There are 27 public sector and 21 private sector banks in India. The market share occupied by public sector banks is more than 70% as of March 2016. As a part of the mega-mergers process, apart from SBI merger, 16 other PSBs (public sector banks) would be integrated into Punjab National Bank, Canara Bank, Union Bank of India, Bank of India and Bank of Baroda to form final six large PSBs.
Plummeting NPAs (non-performing assets) have been the greatest concern for the banking system in India. Below figure shows a rise of NPAs in banking system along with the disturbing situation of PSBs.
The average ratio of public sector banks in 2016 was 5.75% which is greater than the 4.69% reported by Catholic Syrian Bank, the highest in private sector.
The Return on Assets (RoA) ratio could also be used to compare public and private sector banks. 14 PSBs (i.e. 52% PSBs) have negative RoAs. The rest of the 13 PSBs have positive ratios but do not exceed 1%. Whereas only 2 out of 27 private banks have negative RoAs and 12 banks exceed 1%.
PSBs are lagging behind private players with respect to credit recovery and technological adaptations. They do not have sufficient operational autonomy. However, their reach and trustworthiness are their strengths, which enable financial inclusion, deliver government services, and sustain economic growth. The current situation needs innovative and long-term solutions to get rid of the sector’s problems.
The proposed merger would not solve the sector’s bad loan problems. But it would increase banks’ capital bases which would help them to comply with Basel III norms. It would also create richer coffers to lend to people and corporates. The giant banks could penetrate overseas for geographical diversification alongside strengthening their operational processes in order to provide better services and recover loans more quickly.
S Misra, a Singapore-based banker, believes that “PSB mergers are trickier.” He added: “Modern financial systems need specialisation. Rarely can one institution manage all types of asset classes well.” He suggested creating sector-specific or asset class-specific banks.
The merger has also faced opposition from employee unions. The integration would produce many challenges like job losses, cultural differences, and bumps along the road towards streamlining processes, policies and technologies.

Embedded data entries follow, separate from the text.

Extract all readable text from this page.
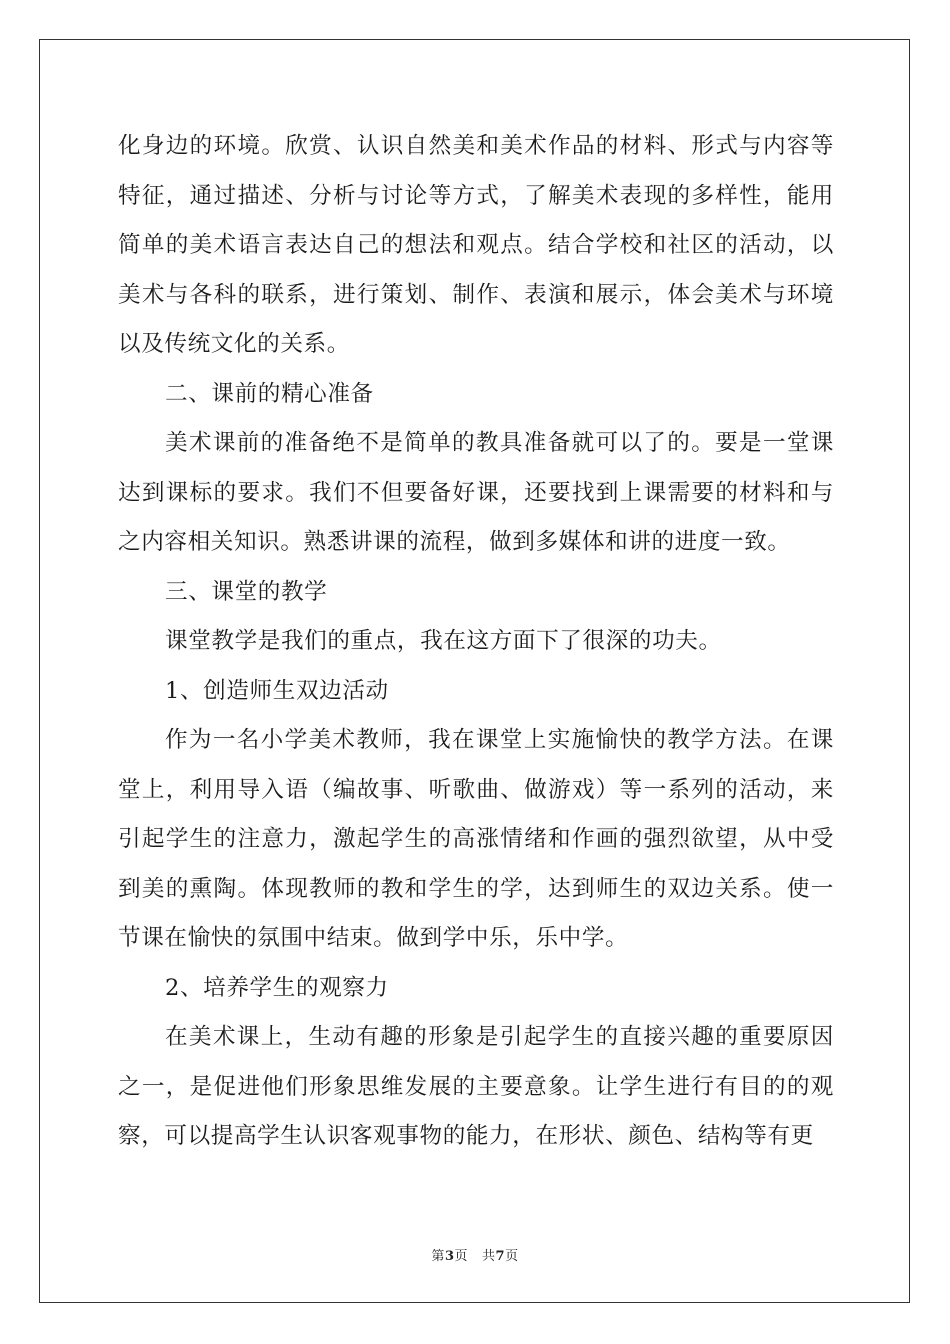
化身边的环境。欣赏、认识自然美和美术作品的材料、形式与内容等特征，通过描述、分析与讨论等方式，了解美术表现的多样性，能用简单的美术语言表达自己的想法和观点。结合学校和社区的活动，以美术与各科的联系，进行策划、制作、表演和展示，体会美术与环境以及传统文化的关系。

二、课前的精心准备

美术课前的准备绝不是简单的教具准备就可以了的。要是一堂课达到课标的要求。我们不但要备好课，还要找到上课需要的材料和与之内容相关知识。熟悉讲课的流程，做到多媒体和讲的进度一致。

三、课堂的教学

课堂教学是我们的重点，我在这方面下了很深的功夫。

1、创造师生双边活动

作为一名小学美术教师，我在课堂上实施愉快的教学方法。在课堂上，利用导入语（编故事、听歌曲、做游戏）等一系列的活动，来引起学生的注意力，激起学生的高涨情绪和作画的强烈欲望，从中受到美的熏陶。体现教师的教和学生的学，达到师生的双边关系。使一节课在愉快的氛围中结束。做到学中乐，乐中学。

2、培养学生的观察力

在美术课上，生动有趣的形象是引起学生的直接兴趣的重要原因之一，是促进他们形象思维发展的主要意象。让学生进行有目的的观察，可以提高学生认识客观事物的能力，在形状、颜色、结构等有更

第3页 共7页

Merging is not as easy as it sounds – it is not just an accounting exercise. It involves decisions which might benefit entities financially but might affect millions of people negatively. The procedures should move faster, untouched by politics and controversies.
The merged entities must maintain efficiency and utilise resources optimally. The complete integration of operations and reaching the stage where India’s new behemoths can enjoy merger synergies could possibly take more time to reap the actual benefits.

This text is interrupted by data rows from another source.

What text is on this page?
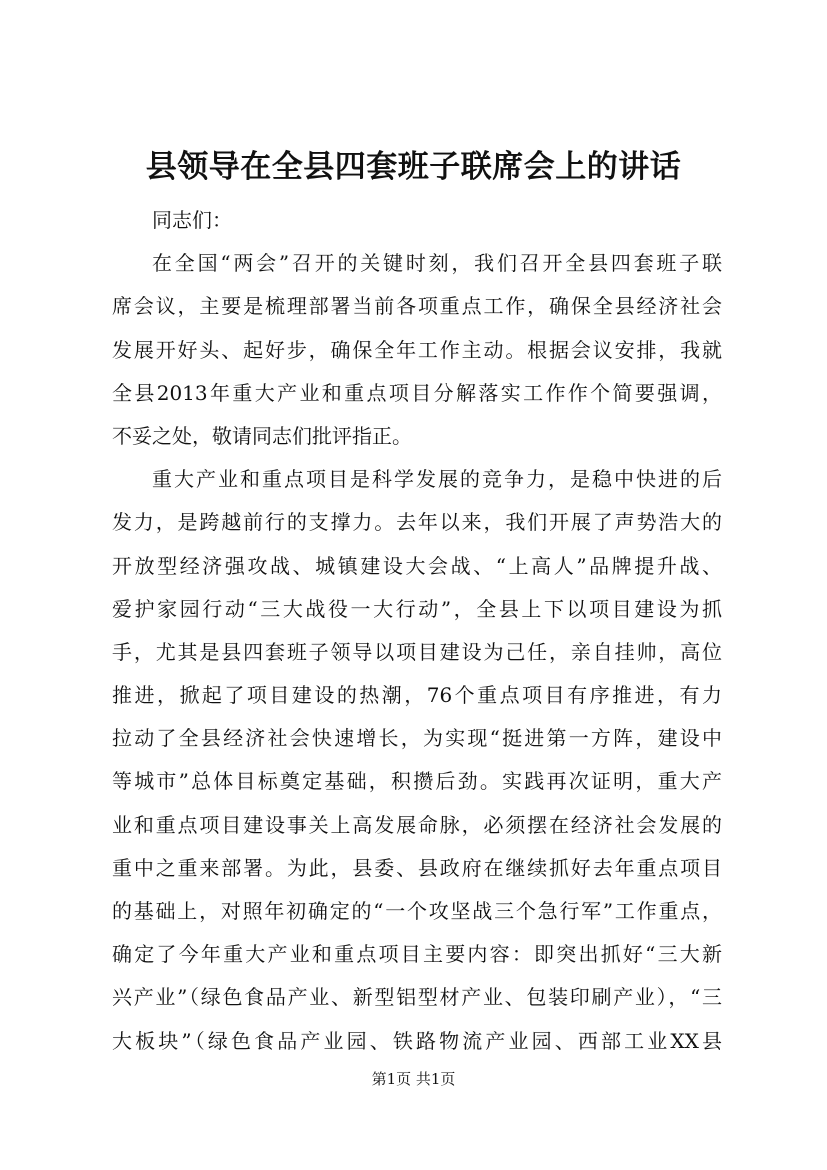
县领导在全县四套班子联席会上的讲话
同志们：
在全国“两会”召开的关键时刻，我们召开全县四套班子联
席会议，主要是梳理部署当前各项重点工作，确保全县经济社会
发展开好头、起好步，确保全年工作主动。根据会议安排，我就
全县2013年重大产业和重点项目分解落实工作作个简要强调，
不妥之处，敬请同志们批评指正。
重大产业和重点项目是科学发展的竞争力，是稳中快进的后
发力，是跨越前行的支撑力。去年以来，我们开展了声势浩大的
开放型经济强攻战、城镇建设大会战、“上高人”品牌提升战、
爱护家园行动“三大战役一大行动”，全县上下以项目建设为抓
手，尤其是县四套班子领导以项目建设为己任，亲自挂帅，高位
推进，掀起了项目建设的热潮，76个重点项目有序推进，有力
拉动了全县经济社会快速增长，为实现“挺进第一方阵，建设中
等城市”总体目标奠定基础，积攒后劲。实践再次证明，重大产
业和重点项目建设事关上高发展命脉，必须摆在经济社会发展的
重中之重来部署。为此，县委、县政府在继续抓好去年重点项目
的基础上，对照年初确定的“一个攻坚战三个急行军”工作重点，
确定了今年重大产业和重点项目主要内容：即突出抓好“三大新
兴产业”（绿色食品产业、新型铝型材产业、包装印刷产业），“三
大板块”（绿色食品产业园、铁路物流产业园、西部工业XX县
第1页 共1页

The next sectors in the consolidation pipeline could be space research and defence. This could be colligated with two latest events regarding India’s world record of launching 104 satellites and the report that stated India as the world’s largest importer of major arms in 2012–16.

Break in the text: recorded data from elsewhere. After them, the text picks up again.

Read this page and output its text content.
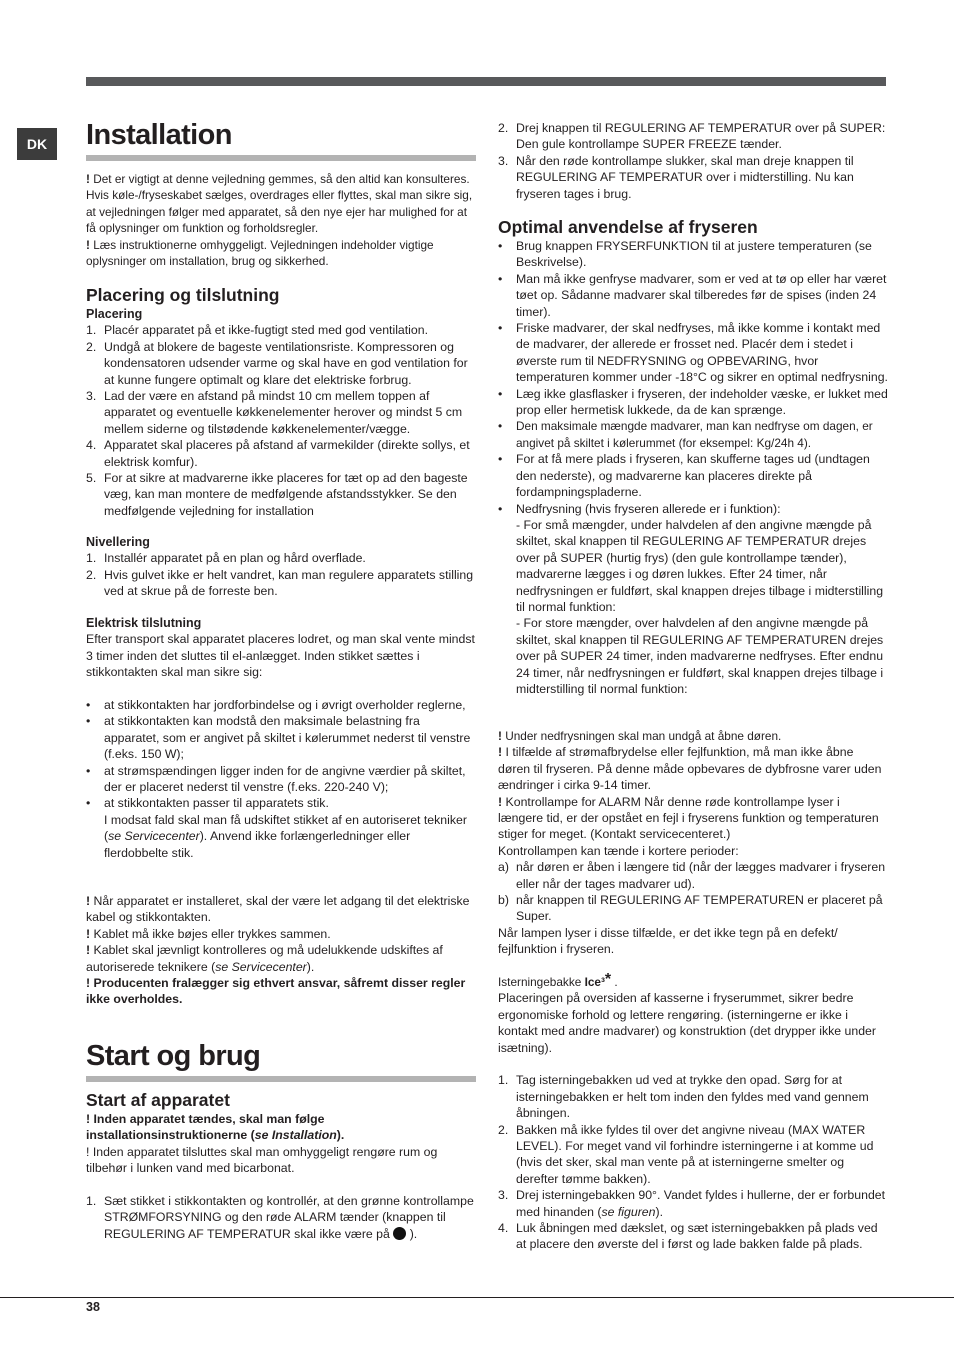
DK	Installation

! Det er vigtigt at denne vejledning gemmes, så den altid kan konsulteres. Hvis køle-/fryseskabet sælges, overdrages eller flyttes, skal man sikre sig, at vejledningen følger med apparatet, så den nye ejer har mulighed for at få oplysninger om funktion og forholdsregler.

! Læs instruktionerne omhyggeligt. Vejledningen indeholder vigtige oplysninger om installation, brug og sikkerhed.

Placering og tilslutning
Placering
1. Placér apparatet på et ikke-fugtigt sted med god ventilation.
2. Undgå at blokere de bageste ventilationsriste. Kompressoren og kondensatoren udsender varme og skal have en god ventilation for at kunne fungere optimalt og klare det elektriske forbrug.
3. Lad der være en afstand på mindst 10 cm mellem toppen af apparatet og eventuelle køkkenelementer herover og mindst 5 cm mellem siderne og tilstødende køkkenelementer/vægge.
4. Apparatet skal placeres på afstand af varmekilder (direkte sollys, et elektrisk komfur).
5. For at sikre at madvarerne ikke placeres for tæt op ad den bageste væg, kan man montere de medfølgende afstandsstykker. Se den medfølgende vejledning for installation
Nivellering
1. Installér apparatet på en plan og hård overflade.
2. Hvis gulvet ikke er helt vandret, kan man regulere apparatets stilling ved at skrue på de forreste ben.
Elektrisk tilslutning

Efter transport skal apparatet placeres lodret, og man skal vente mindst 3 timer inden det sluttes til el-anlægget. Inden stikket sættes i stikkontakten skal man sikre sig:

• at stikkontakten har jordforbindelse og i øvrigt overholder reglerne,
• at stikkontakten kan modstå den maksimale belastning fra apparatet, som er angivet på skiltet i kølerummet nederst til venstre (f.eks. 150 W);
• at strømspændingen ligger inden for de angivne værdier på skiltet, der er placeret nederst til venstre (f.eks. 220-240 V);
• at stikkontakten passer til apparatets stik.
I modsat fald skal man få udskiftet stikket af en autoriseret tekniker (se Servicecenter). Anvend ikke forlængerledninger eller flerdobbelte stik.

! Når apparatet er installeret, skal der være let adgang til det elektriske kabel og stikkontakten.

! Kablet må ikke bøjes eller trykkes sammen.

! Kablet skal jævnligt kontrolleres og må udelukkende udskiftes af autoriserede teknikere (se Servicecenter).

! Producenten fralægger sig ethvert ansvar, såfremt disser regler ikke overholdes.

Start og brug
Start af apparatet

! Inden apparatet tændes, skal man følge installationsinstruktionerne (se Installation).

! Inden apparatet tilsluttes skal man omhyggeligt rengøre rum og tilbehør i lunken vand med bicarbonat.

1. Sæt stikket i stikkontakten og kontrollér, at den grønne kontrollampe STRØMFORSYNING og den røde ALARM tænder (knappen til REGULERING AF TEMPERATUR skal ikke være på ).
2. Drej knappen til REGULERING AF TEMPERATUR over på SUPER: Den gule kontrollampe SUPER FREEZE tænder.
3. Når den røde kontrollampe slukker, skal man dreje knappen til REGULERING AF TEMPERATUR over i midterstilling. Nu kan fryseren tages i brug.
Optimal anvendelse af fryseren
• Brug knappen FRYSERFUNKTION til at justere temperaturen (se Beskrivelse).
• Man må ikke genfryse madvarer, som er ved at tø op eller har været tøet op. Sådanne madvarer skal tilberedes før de spises (inden 24 timer).
• Friske madvarer, der skal nedfryses, må ikke komme i kontakt med de madvarer, der allerede er frosset ned. Placér dem i stedet i øverste rum til NEDFRYSNING og OPBEVARING, hvor temperaturen kommer under -18°C og sikrer en optimal nedfrysning.
• Læg ikke glasflasker i fryseren, der indeholder væske, er lukket med prop eller hermetisk lukkede, da de kan sprænge.
• Den maksimale mængde madvarer, man kan nedfryse om dagen, er angivet på skiltet i kølerummet (for eksempel: Kg/24h 4).
• For at få mere plads i fryseren, kan skufferne tages ud (undtagen den nederste), og madvarerne kan placeres direkte på fordampningspladerne.
• Nedfrysning (hvis fryseren allerede er i funktion):
- For små mængder, under halvdelen af den angivne mængde på skiltet, skal knappen til REGULERING AF TEMPERATUR drejes over på SUPER (hurtig frys) (den gule kontrollampe tænder), madvarerne lægges i og døren lukkes. Efter 24 timer, når nedfrysningen er fuldført, skal knappen drejes tilbage i midterstilling til normal funktion:
- For store mængder, over halvdelen af den angivne mængde på skiltet, skal knappen til REGULERING AF TEMPERATUREN drejes over på SUPER 24 timer, inden madvarerne nedfryses. Efter endnu 24 timer, når nedfrysningen er fuldført, skal knappen drejes tilbage i midterstilling til normal funktion:

! Under nedfrysningen skal man undgå at åbne døren.

! I tilfælde af strømafbrydelse eller fejlfunktion, må man ikke åbne døren til fryseren. På denne måde opbevares de dybfrosne varer uden ændringer i cirka 9-14 timer.

! Kontrollampe for ALARM Når denne røde kontrollampe lyser i længere tid, er der opstået en fejl i fryserens funktion og temperaturen stiger for meget. (Kontakt servicecenteret.)

Kontrollampen kan tænde i kortere perioder:

a) når døren er åben i længere tid (når der lægges madvarer i fryseren eller når der tages madvarer ud).
b) når knappen til REGULERING AF TEMPERATUREN er placeret på Super.

Når lampen lyser i disse tilfælde, er det ikke tegn på en defekt/ fejlfunktion i fryseren.

Isterningebakke Ice³* .

Placeringen på oversiden af kasserne i fryserummet, sikrer bedre ergonomiske forhold og lettere rengøring. (isterningerne er ikke i kontakt med andre madvarer) og konstruktion (det drypper ikke under isætning).

1. Tag isterningebakken ud ved at trykke den opad. Sørg for at isterningebakken er helt tom inden den fyldes med vand gennem åbningen.
2. Bakken må ikke fyldes til over det angivne niveau (MAX WATER LEVEL). For meget vand vil forhindre isterningerne i at komme ud (hvis det sker, skal man vente på at isterningerne smelter og derefter tømme bakken).
3. Drej isterningebakken 90°. Vandet fyldes i hullerne, der er forbundet med hinanden (se figuren).
4. Luk åbningen med dækslet, og sæt isterningebakken på plads ved at placere den øverste del i først og lade bakken falde på plads.
38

The government is struggling very hard to push the idea of ‘Make in India’ to global markets, and stronger Indian businesses (public as well as private) are needed to partner the global giants in this journey. The need to strengthen CPSEs is aimed at increasing global footprint and gain international aid with respect to newer business avenues and technologies.
This could help India in positioning and maintaining its ‘fastest growing economy’ tag and give Indians a new wave of hope by opening the next chapter of development. Would these measures succeed? Would global uncertainties smash India’s hopes? Only time shall unfold the mysteries ahead.